The 400th anniversary of the Mayflower’s landing at Plymouth in 1620 is still a few years out, but the group charged with organizing festivities around the quadricentennial isn’t waiting to begin commemorations.
The nonprofit, called Plymouth 400, makes the case that the country’s Thanksgiving story actually began six years earlier, when in 1614 the American Indian known as Squanto and other members of the Wampanoag and other tribes were captured by an English explorer and brought to Europe to be sold as slaves.
It was there that Squanto learned the language and customs that, once he was returned to the New World, allowed him to help the Wampanoag to communicate with the Mayflower Pilgrims and ensure their survival that first winter.
To honor this pivotal event, the group has unveiled “Captured: 1614,” a new exhibition currently on view at the Plymouth Public Library in Plymouth, Mass.
Conceptualized, researched and edited by a Wampanoag design team and produced by the Indian Spiritual and Cultural Training Council and Smoke Sygnals Marketing and Communications, it includes photos, text and videos of Mashpee Wampanoag and Aquinnah Wampanoag portraying historic figures from their tribes and telling the stories of their ancestors, their capture and the eventual return of only a few to Massachusetts.
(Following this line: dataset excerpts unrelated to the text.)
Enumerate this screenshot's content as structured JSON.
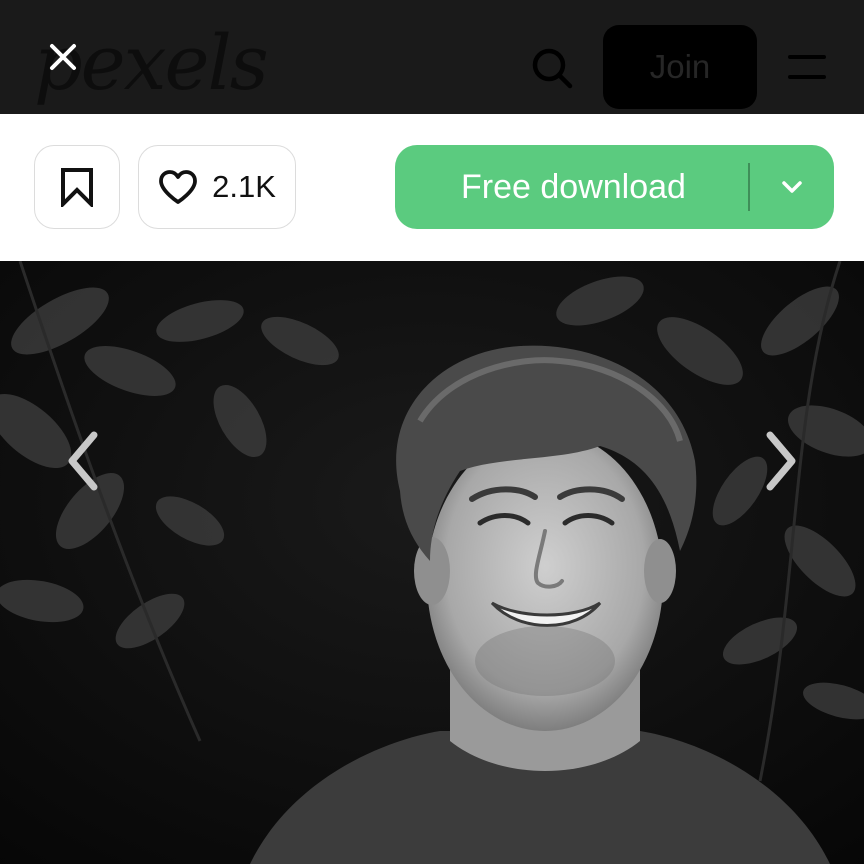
{
  "header": {
    "logo_text": "pexels",
    "join_label": "Join",
    "icons": {
      "close": "close-icon",
      "search": "search-icon",
      "menu": "menu-icon"
    }
  },
  "actions": {
    "like_count": "2.1K",
    "download_label": "Free download",
    "icons": {
      "bookmark": "bookmark-icon",
      "like": "heart-icon",
      "download_options": "chevron-down-icon"
    }
  },
  "photo": {
    "subject": "black-and-white portrait of smiling young man with curly hair in front of leaves",
    "nav": {
      "prev": "chevron-left-icon",
      "next": "chevron-right-icon"
    }
  },
  "colors": {
    "header_bg": "#1a1a1a",
    "download_green": "#5bcb7f",
    "join_bg": "#000000"
  }
}
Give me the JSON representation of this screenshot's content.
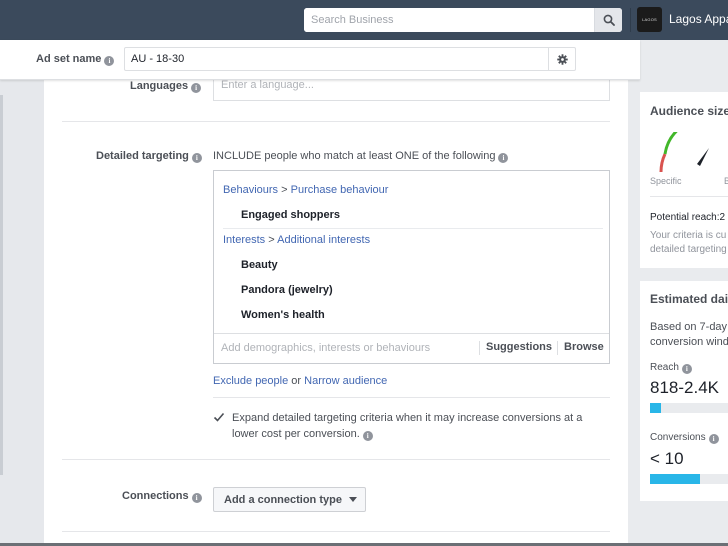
{
  "topbar": {
    "search_placeholder": "Search Business",
    "business_logo_text": "LAGOS",
    "business_name": "Lagos Apparel"
  },
  "adset": {
    "label": "Ad set name",
    "value": "AU - 18-30"
  },
  "languages": {
    "label": "Languages",
    "placeholder": "Enter a language..."
  },
  "detailed_targeting": {
    "label": "Detailed targeting",
    "header": "INCLUDE people who match at least ONE of the following",
    "groups": [
      {
        "category": "Behaviours",
        "subcategory": "Purchase behaviour",
        "items": [
          "Engaged shoppers"
        ]
      },
      {
        "category": "Interests",
        "subcategory": "Additional interests",
        "items": [
          "Beauty",
          "Pandora (jewelry)",
          "Women's health"
        ]
      }
    ],
    "crumb_separator": ">",
    "input_placeholder": "Add demographics, interests or behaviours",
    "suggestions_label": "Suggestions",
    "browse_label": "Browse",
    "exclude_link": "Exclude people",
    "or_text": "or",
    "narrow_link": "Narrow audience",
    "expand_checked": true,
    "expand_text": "Expand detailed targeting criteria when it may increase conversions at a lower cost per conversion."
  },
  "connections": {
    "label": "Connections",
    "button_label": "Add a connection type"
  },
  "audience_size": {
    "title": "Audience size",
    "gauge_left_label": "Specific",
    "gauge_right_label": "Broad",
    "potential_reach_label": "Potential reach:2",
    "criteria_text_1": "Your criteria is cu",
    "criteria_text_2": "detailed targeting"
  },
  "estimated_daily": {
    "title": "Estimated daily results",
    "description_1": "Based on 7-day",
    "description_2": "conversion window",
    "reach_label": "Reach",
    "reach_value": "818-2.4K",
    "reach_fill_fraction": 0.14,
    "conversions_label": "Conversions",
    "conversions_value": "< 10",
    "conversions_fill_fraction": 0.64
  },
  "colors": {
    "topbar": "#3b4a5c",
    "link": "#4267b2",
    "bar_fill": "#29b6e8",
    "gauge_green": "#42b72a",
    "gauge_red": "#d9534f"
  }
}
“This exhibit tells a story that answers the obvious, yet unasked question of how Squanto and Samoset were so well-versed in the English language that they were able to communicate with and help the Pilgrims survive,” Paula Peters, a member of the Mashpee Wampanoag and a producer at SmokeSygnals, said in a press release. “This is a critical piece of the history of Plymouth that can’t be told accurately without a Wampanoag voice and I’m excited for this opportunity to tell our story on an international platform.”
The exhibition is to remain at the library through March 2015, after which it will tour Massachusetts throughout the spring and summer, making stops in Provincetown, Mashpee and Martha’s Vineyard.
Organizers hope to expand the exhibition over the next six years, adding more significant events leading up to the 2020 commemoration event in Plymouth.